An essential read for anyone who interacts with young people, 10 to 25 is a groundbreaking book that offers long-term strategies to help nurture well-adjusted, independent, accomplished young people who contribute to society in positive ways—all while making our own lives easier.

About the 2025 Featured Researcher

David Yeager, PhD, is the Raymond Dickson Centennial Professor of psychology at the University of Texas at Austin and the cofounder of the Texas Behavioral Science and Policy Institute. He is best known for his research conducted with Carol Dweck, Angela Duckworth, and Greg Walton on short but powerful interventions that influence adolescent behaviors such as motivation, engagement, healthy eating, bullying, stress, mental health, and more. He has consulted for Google, Microsoft, Disney, and the World Bank, as well as for the White House and the governments in California, Texas, and Norway.
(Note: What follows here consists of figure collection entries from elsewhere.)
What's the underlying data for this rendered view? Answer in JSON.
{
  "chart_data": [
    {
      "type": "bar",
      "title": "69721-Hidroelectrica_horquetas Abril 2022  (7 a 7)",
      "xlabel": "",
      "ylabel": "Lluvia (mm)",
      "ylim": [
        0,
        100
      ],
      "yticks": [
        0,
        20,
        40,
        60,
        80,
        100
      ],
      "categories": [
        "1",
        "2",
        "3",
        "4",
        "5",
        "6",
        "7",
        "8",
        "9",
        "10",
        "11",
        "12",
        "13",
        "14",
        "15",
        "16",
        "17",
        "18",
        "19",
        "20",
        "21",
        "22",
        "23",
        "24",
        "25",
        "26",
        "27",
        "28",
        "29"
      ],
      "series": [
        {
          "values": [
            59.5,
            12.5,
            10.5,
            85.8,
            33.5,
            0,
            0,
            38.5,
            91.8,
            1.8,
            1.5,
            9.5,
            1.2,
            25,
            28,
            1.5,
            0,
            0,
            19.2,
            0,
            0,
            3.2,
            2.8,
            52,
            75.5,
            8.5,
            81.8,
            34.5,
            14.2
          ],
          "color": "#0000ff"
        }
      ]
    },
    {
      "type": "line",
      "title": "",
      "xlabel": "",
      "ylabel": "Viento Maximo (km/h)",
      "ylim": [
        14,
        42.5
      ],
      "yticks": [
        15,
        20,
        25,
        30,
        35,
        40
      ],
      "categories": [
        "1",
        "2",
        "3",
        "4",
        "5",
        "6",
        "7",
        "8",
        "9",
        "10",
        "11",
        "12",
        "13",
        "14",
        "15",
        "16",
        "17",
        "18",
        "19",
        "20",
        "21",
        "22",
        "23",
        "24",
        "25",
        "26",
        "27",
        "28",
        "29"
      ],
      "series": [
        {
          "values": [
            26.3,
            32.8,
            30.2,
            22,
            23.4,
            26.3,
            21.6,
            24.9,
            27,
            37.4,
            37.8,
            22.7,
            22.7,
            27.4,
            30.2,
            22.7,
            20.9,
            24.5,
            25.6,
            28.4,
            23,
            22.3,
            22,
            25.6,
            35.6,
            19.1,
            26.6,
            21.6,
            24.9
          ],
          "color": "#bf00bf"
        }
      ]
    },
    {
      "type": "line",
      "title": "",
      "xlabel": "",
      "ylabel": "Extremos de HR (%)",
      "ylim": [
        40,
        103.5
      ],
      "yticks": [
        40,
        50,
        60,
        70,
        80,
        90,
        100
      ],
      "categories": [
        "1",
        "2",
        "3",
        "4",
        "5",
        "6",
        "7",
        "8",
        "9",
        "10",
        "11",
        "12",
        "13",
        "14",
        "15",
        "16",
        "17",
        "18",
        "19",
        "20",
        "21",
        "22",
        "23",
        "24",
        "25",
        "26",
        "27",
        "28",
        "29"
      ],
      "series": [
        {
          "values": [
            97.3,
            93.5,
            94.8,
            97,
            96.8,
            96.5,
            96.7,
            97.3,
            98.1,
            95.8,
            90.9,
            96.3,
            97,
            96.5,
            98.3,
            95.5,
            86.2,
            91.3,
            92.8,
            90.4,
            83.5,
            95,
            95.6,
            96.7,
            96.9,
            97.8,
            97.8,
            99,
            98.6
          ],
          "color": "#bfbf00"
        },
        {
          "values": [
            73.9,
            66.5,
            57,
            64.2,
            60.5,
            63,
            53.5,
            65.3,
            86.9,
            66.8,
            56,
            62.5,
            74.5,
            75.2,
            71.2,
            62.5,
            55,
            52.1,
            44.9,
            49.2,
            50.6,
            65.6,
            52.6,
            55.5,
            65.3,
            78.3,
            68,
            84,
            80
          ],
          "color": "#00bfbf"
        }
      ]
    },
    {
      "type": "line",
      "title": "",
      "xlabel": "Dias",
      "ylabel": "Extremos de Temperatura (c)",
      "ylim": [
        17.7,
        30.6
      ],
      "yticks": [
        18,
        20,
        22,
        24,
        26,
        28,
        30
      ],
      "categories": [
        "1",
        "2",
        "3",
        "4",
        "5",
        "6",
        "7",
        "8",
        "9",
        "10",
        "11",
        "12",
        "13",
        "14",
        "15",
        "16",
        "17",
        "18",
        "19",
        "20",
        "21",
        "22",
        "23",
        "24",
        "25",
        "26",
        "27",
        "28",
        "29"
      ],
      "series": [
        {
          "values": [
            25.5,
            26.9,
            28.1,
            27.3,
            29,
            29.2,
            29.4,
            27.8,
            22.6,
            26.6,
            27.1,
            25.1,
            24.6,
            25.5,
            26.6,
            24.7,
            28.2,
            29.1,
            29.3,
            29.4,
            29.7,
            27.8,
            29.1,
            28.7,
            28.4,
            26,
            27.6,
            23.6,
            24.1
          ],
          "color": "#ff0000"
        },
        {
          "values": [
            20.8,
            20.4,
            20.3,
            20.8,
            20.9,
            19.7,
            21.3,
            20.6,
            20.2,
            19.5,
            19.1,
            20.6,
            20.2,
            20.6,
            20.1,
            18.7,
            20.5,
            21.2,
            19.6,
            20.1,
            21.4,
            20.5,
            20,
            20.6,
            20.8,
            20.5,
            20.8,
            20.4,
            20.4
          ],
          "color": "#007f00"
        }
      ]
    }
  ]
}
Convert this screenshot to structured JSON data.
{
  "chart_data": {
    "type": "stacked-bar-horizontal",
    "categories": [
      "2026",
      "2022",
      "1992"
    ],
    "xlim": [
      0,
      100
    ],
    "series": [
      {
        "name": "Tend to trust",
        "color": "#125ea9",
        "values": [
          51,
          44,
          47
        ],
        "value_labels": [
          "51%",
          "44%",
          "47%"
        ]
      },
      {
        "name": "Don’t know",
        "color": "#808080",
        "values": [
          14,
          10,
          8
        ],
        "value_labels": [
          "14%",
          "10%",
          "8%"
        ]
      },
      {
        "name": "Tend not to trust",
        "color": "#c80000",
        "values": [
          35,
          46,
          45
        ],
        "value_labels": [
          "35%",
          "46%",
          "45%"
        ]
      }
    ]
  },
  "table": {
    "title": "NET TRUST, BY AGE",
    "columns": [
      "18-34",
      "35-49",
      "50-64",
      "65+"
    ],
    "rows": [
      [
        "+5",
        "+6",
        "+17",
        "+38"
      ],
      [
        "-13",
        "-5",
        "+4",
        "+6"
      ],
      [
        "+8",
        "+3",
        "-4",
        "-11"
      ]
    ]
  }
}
His research has been featured in The New York Times Magazine, The New York Times, The Wall Street Journal, Scientific American, CNN, Fox News, The Guardian, The Atlantic, and more. Clarivate Web of Science ranks Yeager as one of the top 0.1% most-influential psychologists in the world over the past decade. Prior to his career as a scientist, he was a middle school teacher and a basketball coach. He earned his PhD and MA at Stanford University and his BA and MEd at the University of Notre Dame. He lives in Austin, Texas, with his wife and their four children.